J Clin Psychiatry. 2009 Jul;70(7):1009-16.
A randomized, double-blind, placebo-controlled study of testosterone treatment in hypogonadal older men with subthreshold depression (dysthymia or minor depression).
Shores MM, Kivlahan DR, Sadak TI, Li EJ, Matsumoto AM.
Geriatric Research, Education, and Clinical Center, Veterans Affairs (VA) Puget Sound Health Care System, Seattle, Wash. 98108, USA.
OBJECTIVE: Hypogonadism and subthreshold depression are common conditions in elderly men. The objective of this study was to examine the effect of testosterone treatment in older, hypogonadal men with subthreshold depression.

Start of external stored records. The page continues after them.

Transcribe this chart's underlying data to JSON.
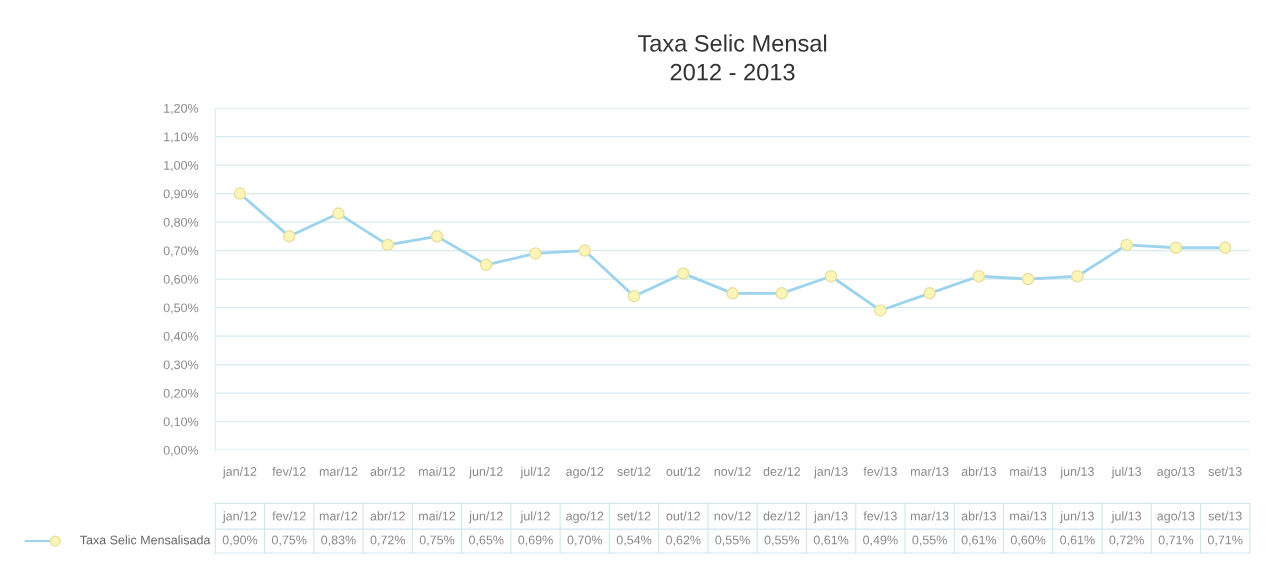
{
  "chart_data": {
    "type": "line",
    "title": "Taxa Selic Mensal\n2012 - 2013",
    "categories": [
      "jan/12",
      "fev/12",
      "mar/12",
      "abr/12",
      "mai/12",
      "jun/12",
      "jul/12",
      "ago/12",
      "set/12",
      "out/12",
      "nov/12",
      "dez/12",
      "jan/13",
      "fev/13",
      "mar/13",
      "abr/13",
      "mai/13",
      "jun/13",
      "jul/13",
      "ago/13",
      "set/13"
    ],
    "series": [
      {
        "name": "Taxa Selic Mensalisada",
        "color": "#9dd3ec",
        "values": [
          0.9,
          0.75,
          0.83,
          0.72,
          0.75,
          0.65,
          0.69,
          0.7,
          0.54,
          0.62,
          0.55,
          0.55,
          0.61,
          0.49,
          0.55,
          0.61,
          0.6,
          0.61,
          0.72,
          0.71,
          0.71
        ],
        "value_labels": [
          "0,90%",
          "0,75%",
          "0,83%",
          "0,72%",
          "0,75%",
          "0,65%",
          "0,69%",
          "0,70%",
          "0,54%",
          "0,62%",
          "0,55%",
          "0,55%",
          "0,61%",
          "0,49%",
          "0,55%",
          "0,61%",
          "0,60%",
          "0,61%",
          "0,72%",
          "0,71%",
          "0,71%"
        ]
      }
    ],
    "ylim": [
      0,
      1.2
    ],
    "yticks": [
      {
        "value": 0,
        "label": "0,00%"
      },
      {
        "value": 0.1,
        "label": "0,10%"
      },
      {
        "value": 0.2,
        "label": "0,20%"
      },
      {
        "value": 0.3,
        "label": "0,30%"
      },
      {
        "value": 0.4,
        "label": "0,40%"
      },
      {
        "value": 0.5,
        "label": "0,50%"
      },
      {
        "value": 0.6,
        "label": "0,60%"
      },
      {
        "value": 0.7,
        "label": "0,70%"
      },
      {
        "value": 0.8,
        "label": "0,80%"
      },
      {
        "value": 0.9,
        "label": "0,90%"
      },
      {
        "value": 1.0,
        "label": "1,00%"
      },
      {
        "value": 1.1,
        "label": "1,10%"
      },
      {
        "value": 1.2,
        "label": "1,20%"
      }
    ],
    "grid": "y",
    "marker": "circle",
    "line_style": "solid",
    "legend": "bottom left"
  }
}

METHOD: A randomized, double-blind, placebo-controlled study was conducted at a university-affiliated Veterans Affairs Medical Center among men aged 50 years or older (N = 33) with screening total testosterone levels of <or= 280 ng/dL and subthreshold depression (dysthymia or minor depression, according to DSM-IV). Recruitment for the study was conducted from November 2002 through May 2005. Participants received either 7.5 g of testosterone gel or placebo gel daily for 12 weeks, followed by a 12-week open-label extension phase during which all subjects received 7.5 g of testosterone gel. The primary outcome measure was the change in the Hamilton Rating Scale for Depression (HAM-D) score from baseline to the end of the double-blind phase. Secondary outcome measures were remission of subthreshold depression (defined a priori as a HAM-D score <or= 7) and changes in the Hopkins Symptom Checklist depression scale, the Medical Outcomes Study 36-Item Short-Form Health Survey, and the short-form 16-item Quality of Life Enjoyment and Satisfaction Questionnaire.
RESULTS: At the end of the double-blind phase, testosterone-treated men had a greater reduction in HAM-D scores (p = .024) and a higher remission rate of subthreshold depression (52.9% vs. 18.8%, p = .041) than did placebo-treated men, but there were no differences in other secondary outcome measures between groups. At the end of the open-label phase, the testosterone group had sustained improvement, the control group improved, and there were no differences between groups in any outcome measures.
CONCLUSION: These results suggest that testosterone replacement may be efficacious treatment for subthreshold depression in older men with hypogonadism. Larger studies are needed to corroborate these findings.
TRIAL REGISTRATION: clinicaltrials.gov Identifier: NCT00202462.